FLASH GORDON (1980)
Savior of the Universe

Sam J. Jones, Melody Anderson, Max von Sydow. Dir. Mike Hodges.
I'm going to lay my cards out on the table: Flash Gordon is a magnum opus of pulp filmmaking. Every shot is built from a structure of carefully placed elements that speak to artistic influences from a selection of disciplines other than film: architecture, fashion, photography, comic book art, colour design.
This can be disorienting to the general moviegoing public; no wonder Flash Gordon did so badly at the box office. But if you know your way around a pulp rag, you won't mind when colour and form starts narrating story, rather than just prettying up the place. Throughout the film Hodges stays true to comics format: every shot is a new panel, every line a new speech bubble. Flash's yellow hair says that this man is your protagonist. Forget nuance, forget the feel-good lessons of high-school flicks: the angle of his jaw is honestly square, not brutally stupid. Members of the tyrant's entourage show belonging with needlessly angular uniforms. Chekov doesn't use a gun in pulp comics - if the entire set can be coloured in three inks except for one door, you know where to find your masked assailant - and Flash Gordon follows this rule religiously. The sound design provides a healthy quota of instrumental "Bang"s, "Pow"s, and "Kablooie"s. Thanks, Queen! Only the band who did Radio Ga-Ga could have pulled it off.
I'll dissect a scene for you visually: a shuttle passes through the cosmos of 60s and 70s VFX - oil and water wormholes, spreading ink droplet nebulas - crash landing in a tray of dirt seeded with moonrock pebbles, surrounded by sharply lit silicone mountains. We're treated to a splash page, lush with colour: in the courtyard of a red and purple metal palace, soldiers wearing gleaming gold armour approach the shuttle (yellow, lit with lilac), its nose buried in black sand. Inside, the occupants compose a scene from a Lichtenstein silkscreen, printed in two colours to save ink costs; someone took the effort to let us know that this is just a plot panel, down to the tonal variations that come with dot-shading and cross-hatch lowlights.
If "Flash Gordon" were just pulp breathlessly transposed into celluloid, it would be a different experience: fun, occasionally grating, sometimes boring.
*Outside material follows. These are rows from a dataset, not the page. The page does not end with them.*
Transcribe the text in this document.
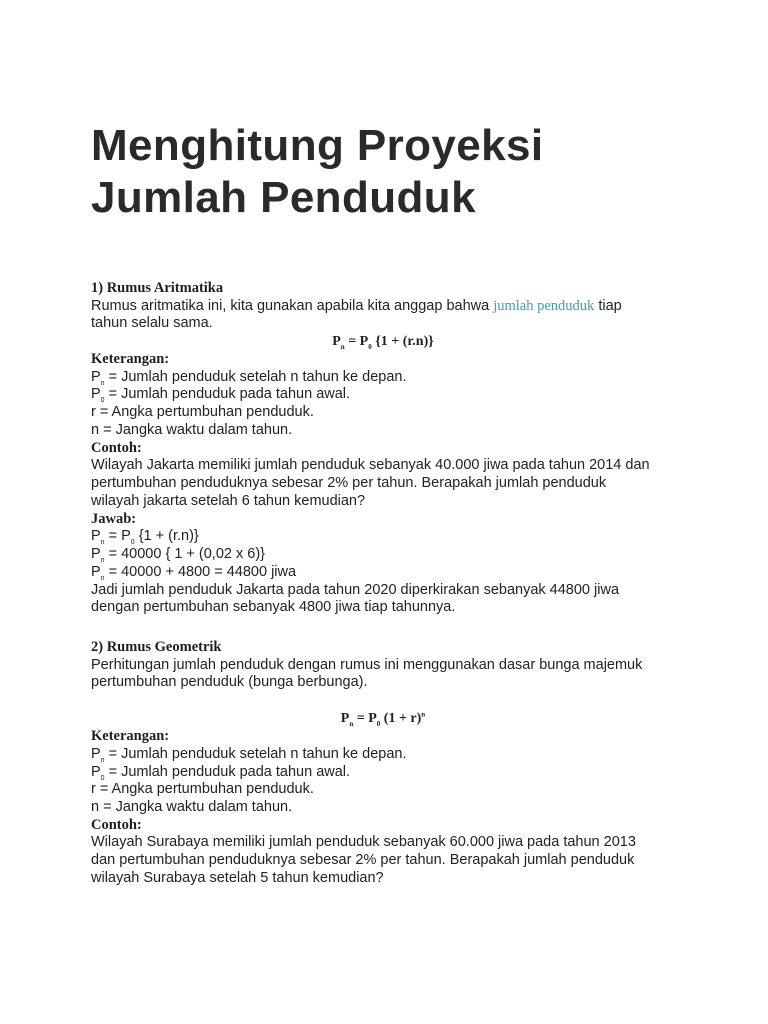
Menghitung Proyeksi Jumlah Penduduk
1) Rumus Aritmatika
Rumus aritmatika ini, kita gunakan apabila kita anggap bahwa jumlah penduduk tiap
tahun selalu sama.
$P_n = P_0$ {1 + (r.n)}
Keterangan:
$P_n$ = Jumlah penduduk setelah n tahun ke depan.
$P_0$ = Jumlah penduduk pada tahun awal.
r = Angka pertumbuhan penduduk.
n = Jangka waktu dalam tahun.
Contoh:
Wilayah Jakarta memiliki jumlah penduduk sebanyak 40.000 jiwa pada tahun 2014 dan
pertumbuhan penduduknya sebesar 2% per tahun. Berapakah jumlah penduduk
wilayah jakarta setelah 6 tahun kemudian?
Jawab:
$P_n = P_0$ {1 + (r.n)}
$P_n = 40000$ { 1 + (0,02 x 6)}
$P_n = 40000 + 4800 = 44800$ jiwa
Jadi jumlah penduduk Jakarta pada tahun 2020 diperkirakan sebanyak 44800 jiwa
dengan pertumbuhan sebanyak 4800 jiwa tiap tahunnya.
2) Rumus Geometrik
Perhitungan jumlah penduduk dengan rumus ini menggunakan dasar bunga majemuk
pertumbuhan penduduk (bunga berbunga).
$P_n = P_0$ $(1 + r)^n$
Keterangan:
$P_n$ = Jumlah penduduk setelah n tahun ke depan.
$P_0$ = Jumlah penduduk pada tahun awal.
r = Angka pertumbuhan penduduk.
n = Jangka waktu dalam tahun.
Contoh:
Wilayah Surabaya memiliki jumlah penduduk sebanyak 60.000 jiwa pada tahun 2013
dan pertumbuhan penduduknya sebesar 2% per tahun. Berapakah jumlah penduduk
wilayah Surabaya setelah 5 tahun kemudian?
It's not, though, and thank god - pulp magazine dialogue doesn't pull any punches, and on screen all those exclamation points would get really old, really fast. Instead, the main actors underplay their parts. Whilst being led through (presumably their first) alien palace, Flash and Token Ingenue talk broadsheet politics and discuss going home as if they might miss the last train. Their delivery is reminiscent of a tête-à-tête over brunch and coffee rather than a hostage situation. But their performance has depth - the emotions seem real, if strangely calm. They react to their surroundings with cool heads: pragmatically, without bothering to harp on things like, "Why should I now trust the mad scientist who pushed me into a rocket against my will," or, "What are the repercussions/implications of making First Contact?".
Why was it done this way, I wonder? The most sensible explanation is that Flash Gordon is an homage to pulp comics, but made by a film professional. Hodges seems to respect his medium: he knows that his actors must play down their lines to support such outrageous design lest they look hammy, and to make Flash Gordon campy without being laughable. He loves pulp for its talents (plots, visuals, ideas, ambiance) and doesn't bother supporting its weaknesses (characterization, dialogue, emotional depth), which he gently supplants with the strengths of film.
Stars dot this strange sky: Max von Sydow, who manages to somehow underplay Ming the Merciless, Timothy Dalton, swinging his cape rather sweetly to the tune of Errol Flynn or perhaps Tyrone Powers, Brian Blessed in short shorts, a cameo by the as-yet-unknown Robbie Coltrane.
Flash Gordon doesn't take itself seriously, but anything crafted so carefully and cleverly deserves to have cult status - and while Flash does retain some fans, I don't see it screened on B-movie nights as much as I'd like. This is how comic book films should be made. (I admit, I have a soft spot for Batman's schizoid catalogue of adaptations, but they're not nearly this good.) Hodges manages to take all the best bits - all the bits on your childhood VHS collection that are divided in thirds by lines of neon static, that no number of tracking buttons in the universe can fix - and stick them all together with nothing in between. This whole film is "the best bits": a few hours of oversaturated, pulpy glee.